Photographing my home sweet home. Pure passion
Probably the biggest fortune I've got from life since I was born was the opportunity to have a very close contact to nature. I grown up in a small house that used to have old peeling windows, through which I saw only green. It could be either the garden, either the trees around, or still it could be the mountains far in the landscape to the otherside. Out of all the benefits coming from such experience, maybe the one I feel most is the passion for freedom. I love my free time. Not just in as a matter of relief from responsibilities, but in a way to see my free time as one to develop. Since early in life I started being a serious nerd, I used to take seriously the things I learned at school and I kept drowning into every single subject while I was at home. In the large estate where I lived, I found myself often alone, and the distant horizon, together with the almost unchanged nature all around, would always combine with newly learned stuff and get inside my head in a rocking way. I was nerd, a serious.
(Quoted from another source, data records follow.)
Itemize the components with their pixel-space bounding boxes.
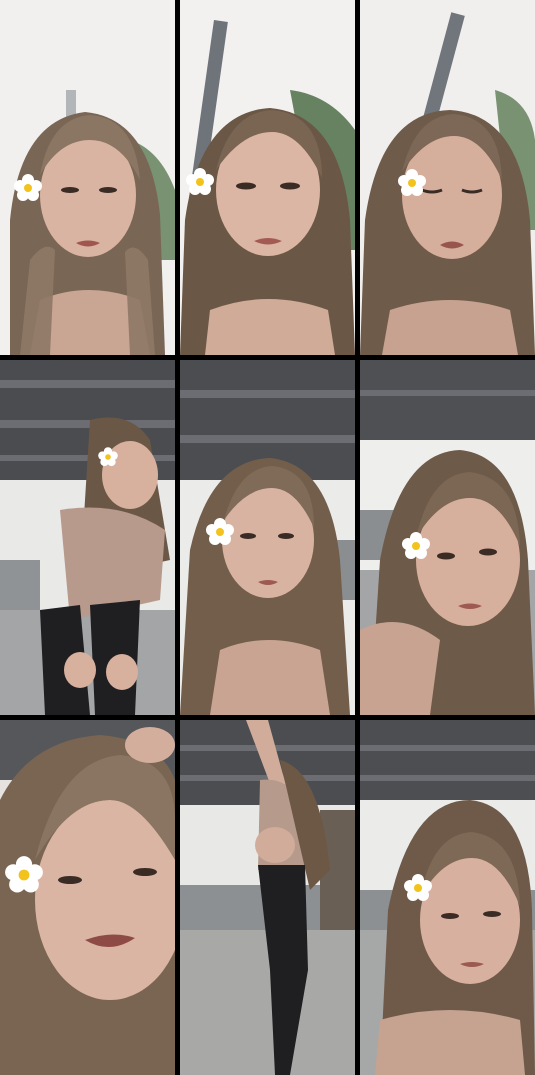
photo-tile-r2c2 <box>180 360 355 715</box>
photo-tile-r3c3 <box>360 720 535 1075</box>
photo-tile-r2c3 <box>360 360 535 715</box>
photo-tile-r2c1 <box>0 360 175 715</box>
photo-tile-r3c1 <box>0 720 175 1075</box>
photo-tile-r1c1 <box>0 0 175 355</box>
photo-tile-r3c2 <box>180 720 355 1075</box>
photo-tile-r1c3 <box>360 0 535 355</box>
photo-collage-grid <box>0 0 535 1075</box>
photo-tile-r1c2 <box>180 0 355 355</box>
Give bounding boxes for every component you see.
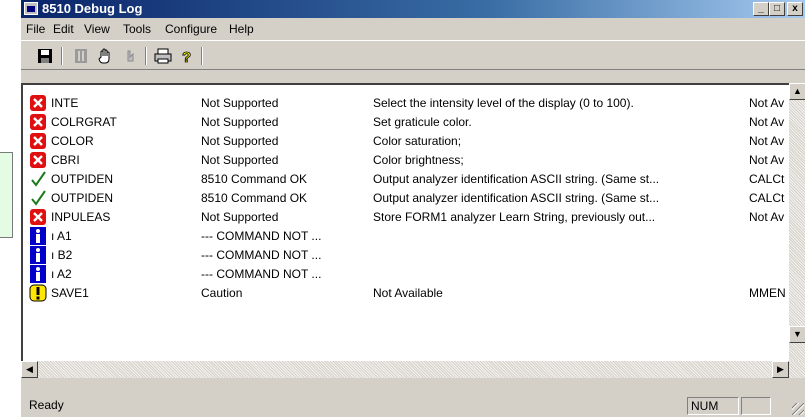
command-extra: Not Av <box>749 96 785 110</box>
list-item[interactable]: OUTPIDEN 8510 Command OK Output analyzer… <box>23 169 789 188</box>
toolbar-separator <box>145 47 147 65</box>
command-description: Color saturation; <box>373 134 462 148</box>
command-status: Not Supported <box>201 210 279 224</box>
help-icon[interactable]: ? <box>177 46 197 66</box>
command-extra: MMEN <box>749 286 786 300</box>
minimize-button[interactable]: _ <box>753 2 769 16</box>
error-icon <box>29 113 47 131</box>
error-icon <box>29 132 47 150</box>
command-name: ı B2 <box>51 248 73 262</box>
check-icon <box>29 170 47 188</box>
command-status: Not Supported <box>201 115 279 129</box>
list-item[interactable]: COLRGRAT Not Supported Set graticule col… <box>23 112 789 131</box>
error-icon <box>29 151 47 169</box>
menu-tools[interactable]: Tools <box>123 22 151 36</box>
save-icon[interactable] <box>35 46 55 66</box>
list-item[interactable]: ı A2 --- COMMAND NOT ... <box>23 264 789 283</box>
menu-view[interactable]: View <box>84 22 110 36</box>
status-text: Ready <box>29 398 64 412</box>
command-status: --- COMMAND NOT ... <box>201 229 322 243</box>
command-extra: Not Av <box>749 115 785 129</box>
close-button[interactable]: x <box>787 2 803 16</box>
debug-log-window: 8510 Debug Log _ □ x File Edit View Tool… <box>20 0 805 417</box>
command-status: Caution <box>201 286 243 300</box>
menu-edit[interactable]: Edit <box>53 22 74 36</box>
toolbar-separator <box>201 47 203 65</box>
command-name: INPULEAS <box>51 210 111 224</box>
list-item[interactable]: COLOR Not Supported Color saturation; No… <box>23 131 789 150</box>
maximize-button[interactable]: □ <box>769 2 785 16</box>
command-extra: CALCt <box>749 191 785 205</box>
command-name: CBRI <box>51 153 80 167</box>
command-description: Output analyzer identification ASCII str… <box>373 191 660 205</box>
command-extra: Not Av <box>749 153 785 167</box>
app-icon <box>24 2 38 15</box>
status-bar: Ready NUM <box>21 395 805 417</box>
toolbar-separator <box>61 47 63 65</box>
command-status: --- COMMAND NOT ... <box>201 267 322 281</box>
command-extra: Not Av <box>749 210 785 224</box>
scroll-right-button[interactable]: ▶ <box>772 361 789 378</box>
stop-icon[interactable] <box>71 46 91 66</box>
menu-bar: File Edit View Tools Configure Help <box>21 19 805 38</box>
command-description: Not Available <box>373 286 443 300</box>
list-item[interactable]: ı A1 --- COMMAND NOT ... <box>23 226 789 245</box>
command-status: Not Supported <box>201 96 279 110</box>
scroll-down-button[interactable]: ▼ <box>789 326 805 343</box>
status-panel <box>741 397 771 415</box>
command-extra: CALCt <box>749 172 785 186</box>
scroll-up-button[interactable]: ▲ <box>789 83 805 100</box>
vertical-scrollbar[interactable]: ▲ ▼ <box>789 83 805 361</box>
list-item[interactable]: ı B2 --- COMMAND NOT ... <box>23 245 789 264</box>
command-description: Set graticule color. <box>373 115 472 129</box>
command-name: COLRGRAT <box>51 115 117 129</box>
horizontal-scrollbar[interactable]: ◀ ▶ <box>21 361 805 378</box>
info-icon <box>29 227 47 245</box>
log-list[interactable]: INTE Not Supported Select the intensity … <box>21 83 789 361</box>
list-item[interactable]: OUTPIDEN 8510 Command OK Output analyzer… <box>23 188 789 207</box>
command-status: Not Supported <box>201 153 279 167</box>
command-name: OUTPIDEN <box>51 172 114 186</box>
list-item[interactable]: INTE Not Supported Select the intensity … <box>23 93 789 112</box>
command-status: 8510 Command OK <box>201 172 308 186</box>
hand-icon[interactable] <box>95 46 115 66</box>
menu-configure[interactable]: Configure <box>165 22 217 36</box>
num-lock-indicator: NUM <box>687 397 739 415</box>
title-bar[interactable]: 8510 Debug Log _ □ x <box>21 0 805 18</box>
command-extra: Not Av <box>749 134 785 148</box>
list-item[interactable]: INPULEAS Not Supported Store FORM1 analy… <box>23 207 789 226</box>
command-name: INTE <box>51 96 79 110</box>
menu-help[interactable]: Help <box>229 22 254 36</box>
menu-file[interactable]: File <box>26 22 45 36</box>
info-icon <box>29 246 47 264</box>
info-icon <box>29 265 47 283</box>
toolbar: ? <box>21 40 805 70</box>
command-description: Output analyzer identification ASCII str… <box>373 172 660 186</box>
background-window-fragment <box>0 152 13 238</box>
command-name: SAVE1 <box>51 286 89 300</box>
check-icon <box>29 189 47 207</box>
svg-text:?: ? <box>182 49 191 64</box>
window-title: 8510 Debug Log <box>42 1 143 16</box>
command-status: Not Supported <box>201 134 279 148</box>
list-item[interactable]: SAVE1 Caution Not Available MMEN <box>23 283 789 302</box>
command-description: Select the intensity level of the displa… <box>373 96 634 110</box>
error-icon <box>29 94 47 112</box>
command-description: Color brightness; <box>373 153 464 167</box>
command-name: ı A1 <box>51 229 72 243</box>
error-icon <box>29 208 47 226</box>
command-name: COLOR <box>51 134 94 148</box>
step-icon[interactable] <box>121 46 141 66</box>
resize-grip[interactable] <box>792 403 804 415</box>
command-description: Store FORM1 analyzer Learn String, previ… <box>373 210 656 224</box>
warning-icon <box>29 284 47 302</box>
scroll-left-button[interactable]: ◀ <box>21 361 38 378</box>
list-item[interactable]: CBRI Not Supported Color brightness; Not… <box>23 150 789 169</box>
print-icon[interactable] <box>153 46 173 66</box>
command-status: 8510 Command OK <box>201 191 308 205</box>
command-name: ı A2 <box>51 267 72 281</box>
command-name: OUTPIDEN <box>51 191 114 205</box>
command-status: --- COMMAND NOT ... <box>201 248 322 262</box>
The point is, I realized since long how much that environment influenced my life, my way of being, my personality. And so, from the moment I felt I wanted to be a photographer my home became my first subject. I took uncountable photographs of my garden, of my house, of all the landscape around. Every bright sunset, every bleak stormy cloud, every colorful bird or animal I would find around would turn me on and have me shoot with my camera.
During the last years, when I took a good part of my time to read and absorb a lot of knowledge, I'd say wisdom, with philosophy books, psychology books, you know all this stuff concerning personal development. These things made me someone way more aware of my self. I started since then to observe even more every present moment, both inside me and outside. And when you do this amidst such atmosphere, your artistic expression exhales. I came then to learn that, I shot all these photos of my own home for the fact I felt I was photographing myself, my self, my personality, being that every well succeeded picture would mean a good perception that I had of my self.
For a period, when I was engaged with photography only for my own pleasure still, when I was still thinking of how I could turn photography into my actual main occupation, my home actually all of a sudden started seeming to me lifeless. I convinced myself that I should be photographing somewhere else, otherwise no progress would come. I now do live abroad, my photography did grew up way a lot here, as art and as business, but nothing would be as it is now if I hadn't spent those years amidst silence. Amidst loneliness. Not in a sad way, but in one that means self learning. My soul itself attached photography to its last physical limit as a tool to put out all my expressions.